Title

p-Benzoquinone, a reactive metabolite of benzene, prevents the processing of pre-interleukins-1 alpha and -1 beta to active cytokines by inhibition of the processing enzymes, calpain, and interleukin-1 beta converting enzyme.

Document Type

Article

Publication Date

12-1-1996

Comments

This article has been peer reviewed. It was published in: Environmental health perspectives.

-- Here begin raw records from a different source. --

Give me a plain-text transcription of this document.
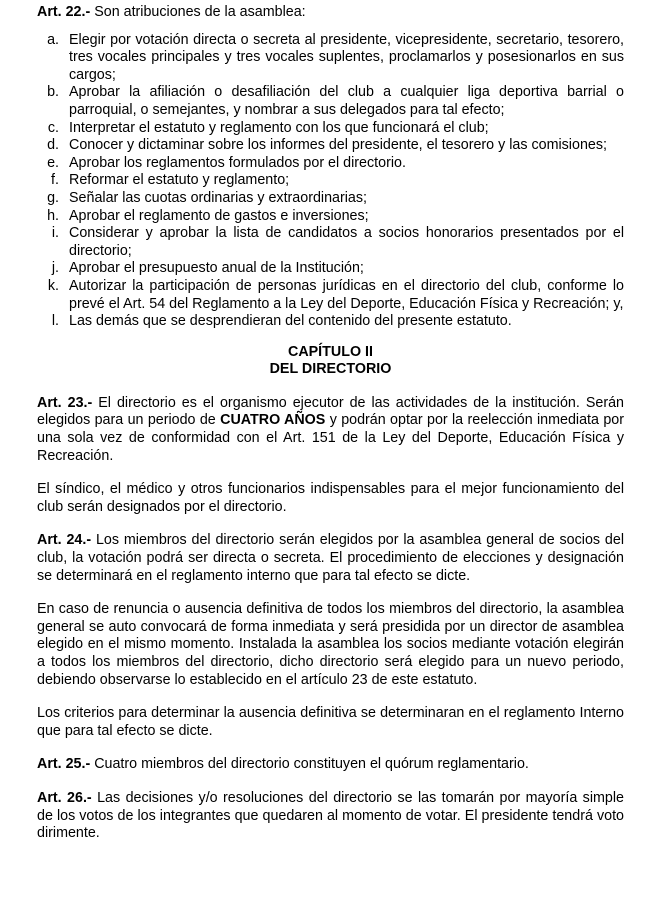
Art. 22.- Son atribuciones de la asamblea:

a. Elegir por votación directa o secreta al presidente, vicepresidente, secretario, tesorero, tres vocales principales y tres vocales suplentes, proclamarlos y posesionarlos en sus cargos;
b. Aprobar la afiliación o desafiliación del club a cualquier liga deportiva barrial o parroquial, o semejantes, y nombrar a sus delegados para tal efecto;
c. Interpretar el estatuto y reglamento con los que funcionará el club;
d. Conocer y dictaminar sobre los informes del presidente, el tesorero y las comisiones;
e. Aprobar los reglamentos formulados por el directorio.
f. Reformar el estatuto y reglamento;
g. Señalar las cuotas ordinarias y extraordinarias;
h. Aprobar el reglamento de gastos e inversiones;
i. Considerar y aprobar la lista de candidatos a socios honorarios presentados por el directorio;
j. Aprobar el presupuesto anual de la Institución;
k. Autorizar la participación de personas jurídicas en el directorio del club, conforme lo prevé el Art. 54 del Reglamento a la Ley del Deporte, Educación Física y Recreación; y,
l. Las demás que se desprendieran del contenido del presente estatuto.

CAPÍTULO II

DEL DIRECTORIO

Art. 23.- El directorio es el organismo ejecutor de las actividades de la institución. Serán elegidos para un periodo de CUATRO AÑOS y podrán optar por la reelección inmediata por una sola vez de conformidad con el Art. 151 de la Ley del Deporte, Educación Física y Recreación.

El síndico, el médico y otros funcionarios indispensables para el mejor funcionamiento del club serán designados por el directorio.

Art. 24.- Los miembros del directorio serán elegidos por la asamblea general de socios del club, la votación podrá ser directa o secreta. El procedimiento de elecciones y designación se determinará en el reglamento interno que para tal efecto se dicte.

En caso de renuncia o ausencia definitiva de todos los miembros del directorio, la asamblea general se auto convocará de forma inmediata y será presidida por un director de asamblea elegido en el mismo momento. Instalada la asamblea los socios mediante votación elegirán a todos los miembros del directorio, dicho directorio será elegido para un nuevo periodo, debiendo observarse lo establecido en el artículo 23 de este estatuto.

Los criterios para determinar la ausencia definitiva se determinaran en el reglamento Interno que para tal efecto se dicte.

Art. 25.- Cuatro miembros del directorio constituyen el quórum reglamentario.

Art. 26.- Las decisiones y/o resoluciones del directorio se las tomarán por mayoría simple de los votos de los integrantes que quedaren al momento de votar. El presidente tendrá voto dirimente.
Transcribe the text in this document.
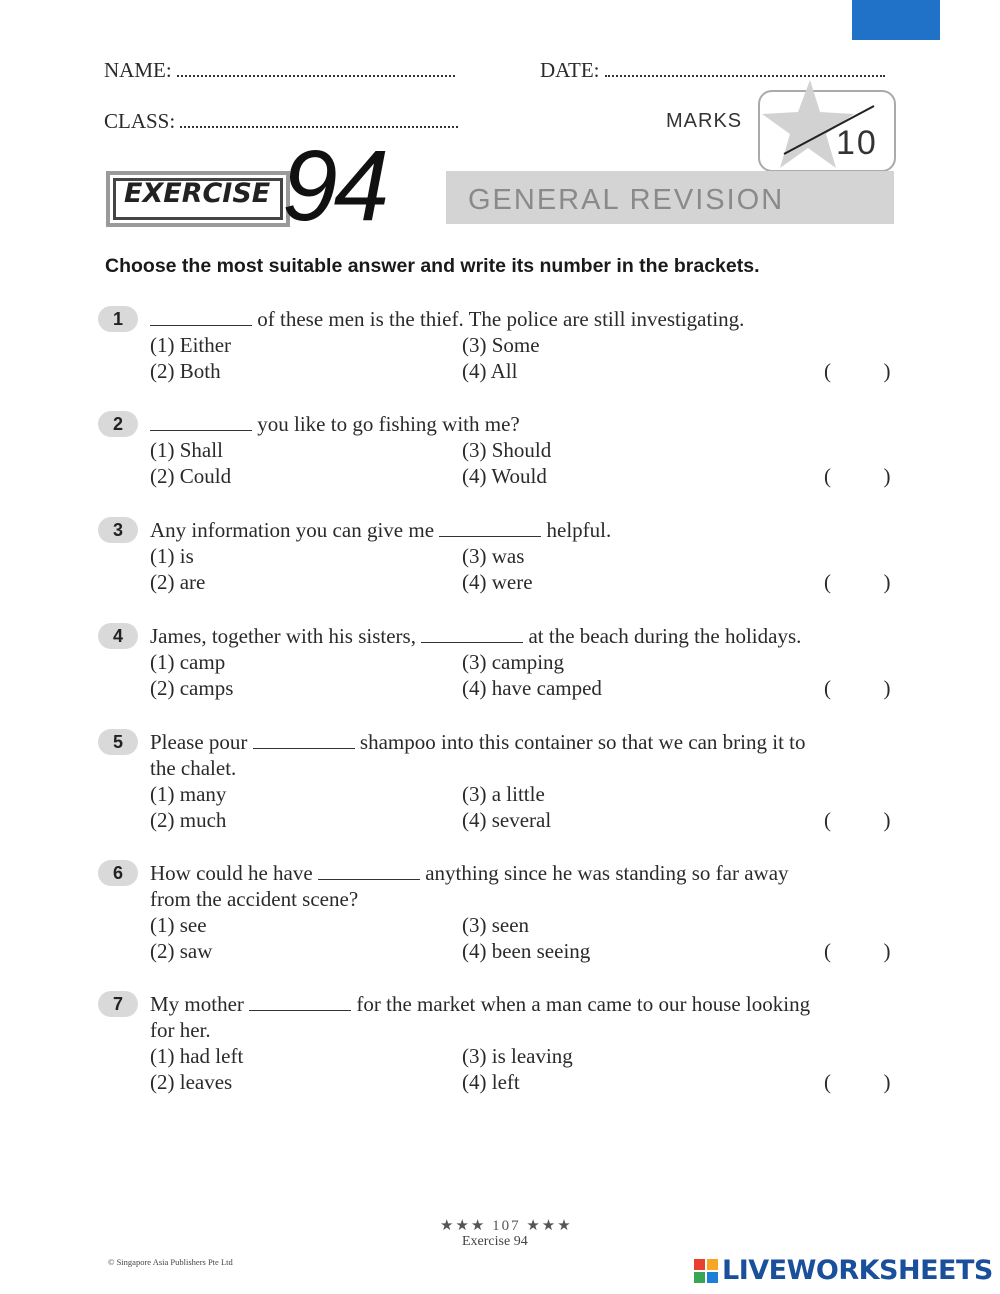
NAME:	DATE:
CLASS:	MARKS
10
EXERCISE 94	GENERAL REVISION
Choose the most suitable answer and write its number in the brackets.
1	of these men is the thief. The police are still investigating.
(1) Either
(2) Both
(3) Some
(4) All	(          )
2	you like to go fishing with me?
(1) Shall
(2) Could
(3) Should
(4) Would	(          )
3	Any information you can give me	helpful.
(1) is
(2) are
(3) was
(4) were	(          )
4	James, together with his sisters,	at the beach during the holidays.
(1) camp
(2) camps
(3) camping
(4) have camped	(          )
5	Please pour	shampoo into this container so that we can bring it to
the chalet.
(1) many
(2) much
(3) a little
(4) several	(          )
6	How could he have	anything since he was standing so far away
from the accident scene?
(1) see
(2) saw
(3) seen
(4) been seeing	(          )
7	My mother	for the market when a man came to our house looking
for her.
(1) had left
(2) leaves
(3) is leaving
(4) left	(          )
★★★ 107 ★★★
Exercise 94
© Singapore Asia Publishers Pte Ltd	LIVEWORKSHEETS
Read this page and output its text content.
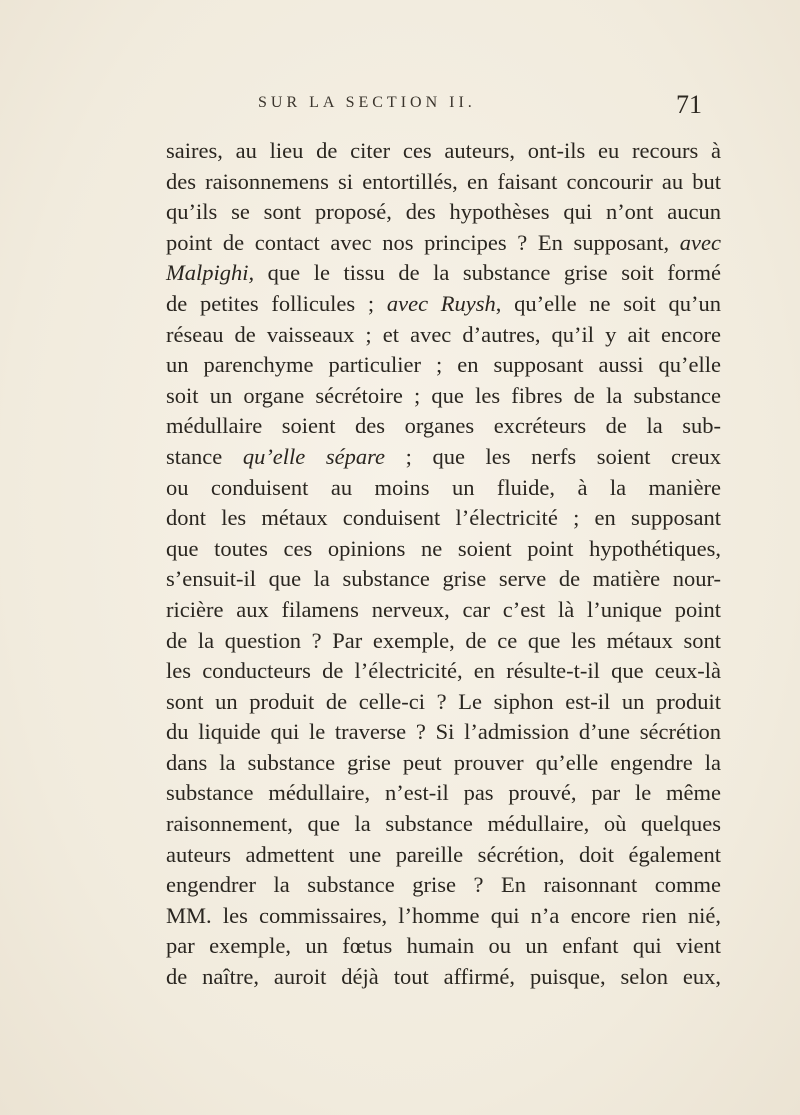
SUR LA SECTION II.	71
saires, au lieu de citer ces auteurs, ont-ils eu recours à
des raisonnemens si entortillés, en faisant concourir au but
qu’ils se sont proposé, des hypothèses qui n’ont aucun
point de contact avec nos principes ? En supposant, avec
Malpighi, que le tissu de la substance grise soit formé
de petites follicules ; avec Ruysh, qu’elle ne soit qu’un
réseau de vaisseaux ; et avec d’autres, qu’il y ait encore
un parenchyme particulier ; en supposant aussi qu’elle
soit un organe sécrétoire ; que les fibres de la substance
médullaire soient des organes excréteurs de la sub-
stance qu’elle sépare ; que les nerfs soient creux
ou conduisent au moins un fluide, à la manière
dont les métaux conduisent l’électricité ; en supposant
que toutes ces opinions ne soient point hypothétiques,
s’ensuit-il que la substance grise serve de matière nour-
ricière aux filamens nerveux, car c’est là l’unique point
de la question ? Par exemple, de ce que les métaux sont
les conducteurs de l’électricité, en résulte-t-il que ceux-là
sont un produit de celle-ci ? Le siphon est-il un produit
du liquide qui le traverse ? Si l’admission d’une sécrétion
dans la substance grise peut prouver qu’elle engendre la
substance médullaire, n’est-il pas prouvé, par le même
raisonnement, que la substance médullaire, où quelques
auteurs admettent une pareille sécrétion, doit également
engendrer la substance grise ? En raisonnant comme
MM. les commissaires, l’homme qui n’a encore rien nié,
par exemple, un fœtus humain ou un enfant qui vient
de naître, auroit déjà tout affirmé, puisque, selon eux,
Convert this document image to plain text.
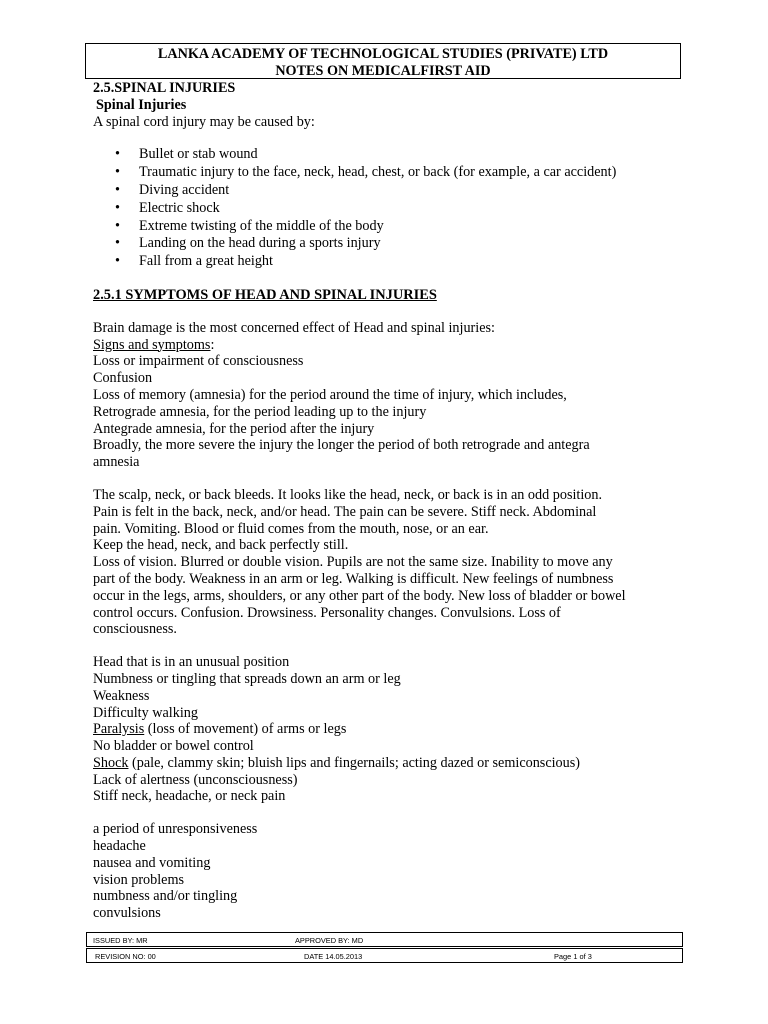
LANKA ACADEMY OF TECHNOLOGICAL STUDIES (PRIVATE) LTD
NOTES ON MEDICALFIRST AID
2.5.SPINAL INJURIES
Spinal Injuries
A spinal cord injury may be caused by:
• Bullet or stab wound
• Traumatic injury to the face, neck, head, chest, or back (for example, a car accident)
• Diving accident
• Electric shock
• Extreme twisting of the middle of the body
• Landing on the head during a sports injury
• Fall from a great height
2.5.1 SYMPTOMS OF HEAD AND SPINAL INJURIES
Brain damage is the most concerned effect of Head and spinal injuries:
Signs and symptoms:
Loss or impairment of consciousness
Confusion
Loss of memory (amnesia) for the period around the time of injury, which includes,
Retrograde amnesia, for the period leading up to the injury
Antegrade amnesia, for the period after the injury
Broadly, the more severe the injury the longer the period of both retrograde and antegra
amnesia
The scalp, neck, or back bleeds. It looks like the head, neck, or back is in an odd position.
Pain is felt in the back, neck, and/or head. The pain can be severe. Stiff neck. Abdominal
pain. Vomiting. Blood or fluid comes from the mouth, nose, or an ear.
Keep the head, neck, and back perfectly still.
Loss of vision. Blurred or double vision. Pupils are not the same size. Inability to move any
part of the body. Weakness in an arm or leg. Walking is difficult. New feelings of numbness
occur in the legs, arms, shoulders, or any other part of the body. New loss of bladder or bowel
control occurs. Confusion. Drowsiness. Personality changes. Convulsions. Loss of
consciousness.
Head that is in an unusual position
Numbness or tingling that spreads down an arm or leg
Weakness
Difficulty walking
Paralysis (loss of movement) of arms or legs
No bladder or bowel control
Shock (pale, clammy skin; bluish lips and fingernails; acting dazed or semiconscious)
Lack of alertness (unconsciousness)
Stiff neck, headache, or neck pain
a period of unresponsiveness
headache
nausea and vomiting
vision problems
numbness and/or tingling
convulsions
ISSUED BY: MR	APPROVED BY: MD
REVISION NO: 00	DATE 14.05.2013	Page 1 of 3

1996 Dec;104 Suppl 6:1251-6.

The published version is available at PMID: 9118901. Copyright © National Institute of Environmental Health Sciences

Abstract

Chronic exposure of humans of benzene affects hematopoietic stem and progenitor cells and leads to aplastic anemia. The stromal macrophage, a target of benzene toxicity, secretes interleukin-1 (IL-1), which induces the stromal fibroblast to synthesize hematopoietic colony-stimulating factors. In a mouse model, benzene causes an acute marrow hypocellularity that can be prevented by the concomitant administration of IL-1 alpha. The ability of benzene to interfere with the production and secretion of IL-1 alpha was tested. Stromal macrophages from benzene-treated mice were capable of the transcription to the IL-1 alpha gene and the translation of the message but showed an inability to process the 34-kDa pre-IL-1 alpha precursor to the 17-kDa biologically active cytokine. Treatment of normal murine stromal macrophages in culture with hydroquinone (HQ) also showed an inhibition in processing of pre-IL-1 alpha. Hydroquinone is oxidized by a peroxidase-mediated reaction in the stromal macrophage to p-benzoquinone, which interacts with the sulfhydryl (SH) groups of proteins and was shown to completely inhibit the activity of calpain, the SH-dependent protease that cleaves pre-IL-1 alpha. In a similar manner, HQ, via peroxidase oxidation to p-benzoquinone, was capable of preventing the IL-1 beta autocrine stimulation of growth of human B1 myeloid tumor cells by preventing the processing of pre-IL-1 beta to mature cytokine. Benzoquinone was also shown to completely inhibit the ability of the SH-dependent IL-1 beta converting enzyme. Thus benzene-induced bone marrow hypocellularity may result from apoptosis of hematopoietic progenitor cells brought about by lack of essential cytokines and deficient IL-1 alpha production subsequent to the inhibition of calpain by p-benzoquinone and the prevention of pre-IL-1 processing.